As The Grey is keen to showcase, neither are best suited for the role of prey. A lot of the early scenes for The Grey will prey on the ordinary fears many hold of being thrown out of the sky while riding in a plane. That very real fear sets up the more unlikely terrors of being caught out by a pack of hungry wolves in the middle of nowhere. Neeson is the naturally steady hand in those moments. The action hero mentality brings him calm in disaster and a notion of what to do next as the wolves circle and the plane shows no signs of moving, especially now that it is in several pieces strewn across the middle of nowhere. An icy tundra gives director Joe Carnahan little to play with visually, but some smart lighting and effective use of shadows and extreme close-ups in the imminent moments of disaster give an intimacy that is necessary to developing this band of survivors.
Carnahan toys with the gang of the living as best he can. It feels similar to The Poseidon Adventure or the many other survival films that take a group of nobodies and throw them into something terrifying. A natural leader, the at-odds support and a gaggle of characters set to be built up and killed off to explore the philosophy hanging over the survivalist route. Frank Grillo and philosophy are not familiar bedfellows, but The Grey tries to include him and the likes of Dermot Mulroney and Dallas Roberts as best they can. The results are surprisingly successful.
While it shouldn’t be at all startling to see Neeson in this feature, it is still surprising to note that this is the sort of film he has now been making for well over a decade.

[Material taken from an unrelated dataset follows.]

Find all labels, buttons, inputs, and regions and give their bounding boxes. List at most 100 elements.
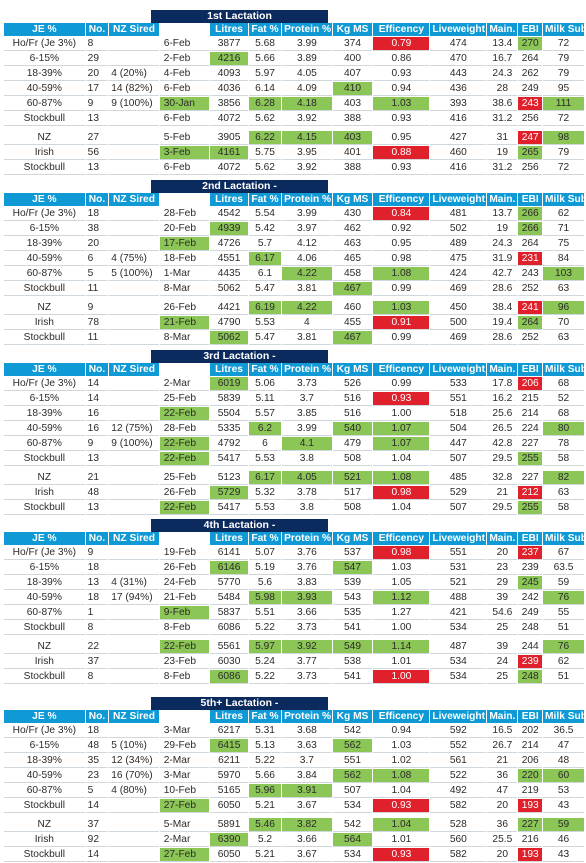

He still receives the same production value, the same top-billing, but the quality has dispersed. The Ice Road and The Marksman are part of the same scope and ideas that The Grey comes from. What went wrong, then, is fully unknowable. But The Grey adapts to a handful of events rather immediately. Philosophical implications are heavy but never quite fully formed beyond dispassionate throwaway dialogue and underlining tones. Neeson’s performance is a great stop-gap between the action-packed survivalism and the natural philosophy that can cut close to home in these situations that, while completely terrifying, are possible.